Supplementing Whole Foods
If you’re not getting enough protein through whole foods, supplementing with an organic powder is easy, convenient and versatile. There are many great options on the market today. Just be sure to check the ingredients for a clean version. And if you’re dairy-free, steer clear of whey. Instead, try a plant-based, egg white, or bone broth protein powder. NOTE: Collagen is not a complete protein, so best to use it in conjunction with the other.
And if you think protein powder is just for weightlifting bros who slam protein shakes post-gym, think again! Here are some alternative ways to use protein and collagen powder on the regular – no weightlifting required (unless, of course, you want to):
DRINKS: Add a generous scoop of either protein or collagen powder (or both!) to your post-workout shakes and smoothies. Then stir a spoonful of superfine collagen powder to milk, juice, coffee, tea, hot chocolate, and other beverages.

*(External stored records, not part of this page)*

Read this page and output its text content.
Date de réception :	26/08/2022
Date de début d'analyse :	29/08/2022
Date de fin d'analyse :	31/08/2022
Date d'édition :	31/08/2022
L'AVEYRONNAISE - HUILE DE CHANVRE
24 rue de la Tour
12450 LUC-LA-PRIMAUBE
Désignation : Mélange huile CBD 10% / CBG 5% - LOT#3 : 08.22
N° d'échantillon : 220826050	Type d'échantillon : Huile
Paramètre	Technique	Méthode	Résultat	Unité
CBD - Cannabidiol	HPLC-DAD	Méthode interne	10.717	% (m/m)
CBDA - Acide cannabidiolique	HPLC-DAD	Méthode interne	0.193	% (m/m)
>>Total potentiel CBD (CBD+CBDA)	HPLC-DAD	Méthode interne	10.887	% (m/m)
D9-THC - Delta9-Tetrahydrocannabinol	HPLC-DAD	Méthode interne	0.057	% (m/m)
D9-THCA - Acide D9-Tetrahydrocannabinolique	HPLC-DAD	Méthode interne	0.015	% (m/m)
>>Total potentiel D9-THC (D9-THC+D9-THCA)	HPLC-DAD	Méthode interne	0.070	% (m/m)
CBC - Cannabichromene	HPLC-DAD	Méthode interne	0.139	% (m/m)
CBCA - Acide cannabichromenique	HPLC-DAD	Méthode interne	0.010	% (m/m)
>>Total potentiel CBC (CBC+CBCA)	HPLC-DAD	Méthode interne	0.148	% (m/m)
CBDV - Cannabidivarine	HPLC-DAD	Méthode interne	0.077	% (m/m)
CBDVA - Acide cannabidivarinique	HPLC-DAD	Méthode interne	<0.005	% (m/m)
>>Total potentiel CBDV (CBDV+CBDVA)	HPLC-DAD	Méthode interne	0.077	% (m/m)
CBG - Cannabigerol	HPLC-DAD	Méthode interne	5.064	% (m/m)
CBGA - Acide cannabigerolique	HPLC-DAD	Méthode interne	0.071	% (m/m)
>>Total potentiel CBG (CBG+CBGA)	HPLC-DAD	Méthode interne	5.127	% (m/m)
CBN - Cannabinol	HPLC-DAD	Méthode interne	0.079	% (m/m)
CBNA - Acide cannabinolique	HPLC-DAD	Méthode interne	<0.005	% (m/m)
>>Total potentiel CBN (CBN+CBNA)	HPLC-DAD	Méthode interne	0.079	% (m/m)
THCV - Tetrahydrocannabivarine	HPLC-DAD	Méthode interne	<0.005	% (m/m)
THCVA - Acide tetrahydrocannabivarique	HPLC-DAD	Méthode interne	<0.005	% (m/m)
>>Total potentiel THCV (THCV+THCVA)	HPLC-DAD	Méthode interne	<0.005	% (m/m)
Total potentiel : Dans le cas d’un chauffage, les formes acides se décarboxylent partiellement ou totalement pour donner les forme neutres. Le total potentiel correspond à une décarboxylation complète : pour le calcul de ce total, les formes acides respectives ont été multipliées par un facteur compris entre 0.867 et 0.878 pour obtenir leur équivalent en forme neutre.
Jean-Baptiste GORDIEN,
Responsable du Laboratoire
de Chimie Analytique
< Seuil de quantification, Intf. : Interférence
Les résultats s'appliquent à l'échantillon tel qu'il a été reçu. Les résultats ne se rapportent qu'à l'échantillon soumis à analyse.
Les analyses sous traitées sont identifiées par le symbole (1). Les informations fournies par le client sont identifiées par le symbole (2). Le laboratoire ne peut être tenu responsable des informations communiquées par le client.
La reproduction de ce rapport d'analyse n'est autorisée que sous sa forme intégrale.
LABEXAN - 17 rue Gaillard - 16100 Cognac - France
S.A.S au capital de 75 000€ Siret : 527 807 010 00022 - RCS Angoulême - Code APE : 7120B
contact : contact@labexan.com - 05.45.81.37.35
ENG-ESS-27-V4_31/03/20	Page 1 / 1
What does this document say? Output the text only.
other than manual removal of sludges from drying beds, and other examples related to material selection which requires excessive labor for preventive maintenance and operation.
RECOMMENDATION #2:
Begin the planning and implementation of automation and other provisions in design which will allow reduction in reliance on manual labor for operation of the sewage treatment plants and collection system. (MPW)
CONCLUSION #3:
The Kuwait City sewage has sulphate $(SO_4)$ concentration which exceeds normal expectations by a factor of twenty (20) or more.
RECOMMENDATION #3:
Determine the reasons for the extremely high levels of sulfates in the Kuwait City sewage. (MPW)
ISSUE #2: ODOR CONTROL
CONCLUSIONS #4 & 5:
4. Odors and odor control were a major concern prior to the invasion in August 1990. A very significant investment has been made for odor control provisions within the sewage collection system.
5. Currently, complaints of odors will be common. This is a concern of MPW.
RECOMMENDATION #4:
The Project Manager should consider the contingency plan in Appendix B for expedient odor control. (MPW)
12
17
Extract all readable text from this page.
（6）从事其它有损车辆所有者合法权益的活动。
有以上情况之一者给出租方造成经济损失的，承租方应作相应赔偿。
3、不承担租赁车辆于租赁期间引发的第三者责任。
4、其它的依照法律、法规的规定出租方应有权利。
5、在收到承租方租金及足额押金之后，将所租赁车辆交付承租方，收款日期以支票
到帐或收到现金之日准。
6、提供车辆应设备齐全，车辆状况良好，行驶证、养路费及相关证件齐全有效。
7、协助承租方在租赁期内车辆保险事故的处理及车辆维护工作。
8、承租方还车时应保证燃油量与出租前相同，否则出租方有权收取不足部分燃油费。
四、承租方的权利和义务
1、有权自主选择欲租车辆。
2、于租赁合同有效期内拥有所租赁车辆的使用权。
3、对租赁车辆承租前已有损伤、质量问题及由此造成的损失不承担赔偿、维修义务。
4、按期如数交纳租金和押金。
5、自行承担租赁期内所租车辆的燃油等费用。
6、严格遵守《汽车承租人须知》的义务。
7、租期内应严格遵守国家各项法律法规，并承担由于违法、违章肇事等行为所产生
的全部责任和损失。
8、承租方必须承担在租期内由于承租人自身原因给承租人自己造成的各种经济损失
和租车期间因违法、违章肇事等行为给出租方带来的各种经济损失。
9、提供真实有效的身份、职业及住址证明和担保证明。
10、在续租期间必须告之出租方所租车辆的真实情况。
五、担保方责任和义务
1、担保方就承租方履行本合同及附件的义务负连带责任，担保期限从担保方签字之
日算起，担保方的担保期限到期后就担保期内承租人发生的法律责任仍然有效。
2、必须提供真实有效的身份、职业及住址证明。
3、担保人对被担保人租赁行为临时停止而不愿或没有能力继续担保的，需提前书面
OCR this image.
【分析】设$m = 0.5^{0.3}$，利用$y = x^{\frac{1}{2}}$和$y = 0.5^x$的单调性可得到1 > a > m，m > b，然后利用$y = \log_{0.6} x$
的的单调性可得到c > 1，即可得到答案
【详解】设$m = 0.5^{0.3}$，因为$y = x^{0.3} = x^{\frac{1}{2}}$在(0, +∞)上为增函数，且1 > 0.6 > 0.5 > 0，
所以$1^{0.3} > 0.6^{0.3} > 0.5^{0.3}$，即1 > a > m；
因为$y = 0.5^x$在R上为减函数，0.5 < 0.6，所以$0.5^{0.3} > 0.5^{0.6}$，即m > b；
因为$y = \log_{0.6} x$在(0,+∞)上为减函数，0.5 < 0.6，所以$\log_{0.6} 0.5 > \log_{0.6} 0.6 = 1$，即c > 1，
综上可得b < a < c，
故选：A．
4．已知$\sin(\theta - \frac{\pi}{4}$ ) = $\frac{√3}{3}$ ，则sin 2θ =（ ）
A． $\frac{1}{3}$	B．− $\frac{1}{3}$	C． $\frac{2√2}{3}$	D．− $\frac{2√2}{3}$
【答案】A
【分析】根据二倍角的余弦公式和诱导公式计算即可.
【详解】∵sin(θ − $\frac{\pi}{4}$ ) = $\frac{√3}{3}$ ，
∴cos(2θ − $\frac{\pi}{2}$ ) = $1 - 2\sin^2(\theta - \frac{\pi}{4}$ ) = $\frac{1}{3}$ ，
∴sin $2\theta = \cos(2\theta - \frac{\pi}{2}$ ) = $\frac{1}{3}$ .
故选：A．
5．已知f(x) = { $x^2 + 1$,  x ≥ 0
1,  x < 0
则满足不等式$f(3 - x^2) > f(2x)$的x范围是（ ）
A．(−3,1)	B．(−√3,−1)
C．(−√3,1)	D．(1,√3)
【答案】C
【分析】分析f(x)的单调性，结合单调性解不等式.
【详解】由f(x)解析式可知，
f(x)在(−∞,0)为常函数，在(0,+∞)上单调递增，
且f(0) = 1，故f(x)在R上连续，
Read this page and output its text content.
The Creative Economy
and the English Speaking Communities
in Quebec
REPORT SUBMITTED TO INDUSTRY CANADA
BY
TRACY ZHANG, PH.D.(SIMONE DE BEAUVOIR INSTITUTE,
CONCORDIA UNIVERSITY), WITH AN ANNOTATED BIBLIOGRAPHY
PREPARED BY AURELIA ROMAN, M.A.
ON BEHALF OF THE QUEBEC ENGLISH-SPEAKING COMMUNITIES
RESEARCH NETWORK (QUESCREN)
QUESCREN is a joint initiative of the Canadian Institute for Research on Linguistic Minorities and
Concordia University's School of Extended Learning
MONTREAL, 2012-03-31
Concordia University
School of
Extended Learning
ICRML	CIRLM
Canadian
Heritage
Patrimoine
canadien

BREAKFAST FOODS: Mix a scoop of collagen or protein powder into oatmeal, yogurt, and pancake/waffle mix to create nutrient-dense, high-protein breakfast options.
BAKED GOODS: Blend a serving into the dry ingredients of cookies, brownies, cupcakes, cakes, muffins, quick breads, and dough for biscuits, rolls, pie crusts, and pizza crusts. Both protein powder and collagen powder work well with either homemade or boxed mix recipes.
(UNBAKED) SNACK FOODS: Get creative with homemade protein balls and bars, granola, pudding, mousse, juice pops, and ice cream. Stir collagen peptides into hummus, yogurt, apple sauce, and your favorite nut or seed butter, too.
HOT FOODS: Thicken soup, stew, chili, gravy, and sauce with a scoop of collagen powder, and add protein powder to meatballs, meatloaf, and burgers. You can even replace flour and breadcrumbs with collagen peptides and flaxseed meal when breading foods such as chicken cutlets for a wholesome switch.
The possibilities are vast: From drinks and snacks to baked goods and hot meals, including protein powder and/or collagen peptides to your meal plan is a simple way to increase your food’s nutritional value and receive extra health perks to boot. Go ahead, get creative in the kitchen and start reaping the benefits today.
Author’s disclaimer: I am not a doctor or registered dietitian. The purpose of this article is to educate and motivate readers to make their own health and wellness decisions after consulting with their health care provider. It should not be taken as medical advice, diagnosis or treatment. Always consult your physician to ensure tips given are appropriate for your individual circumstances.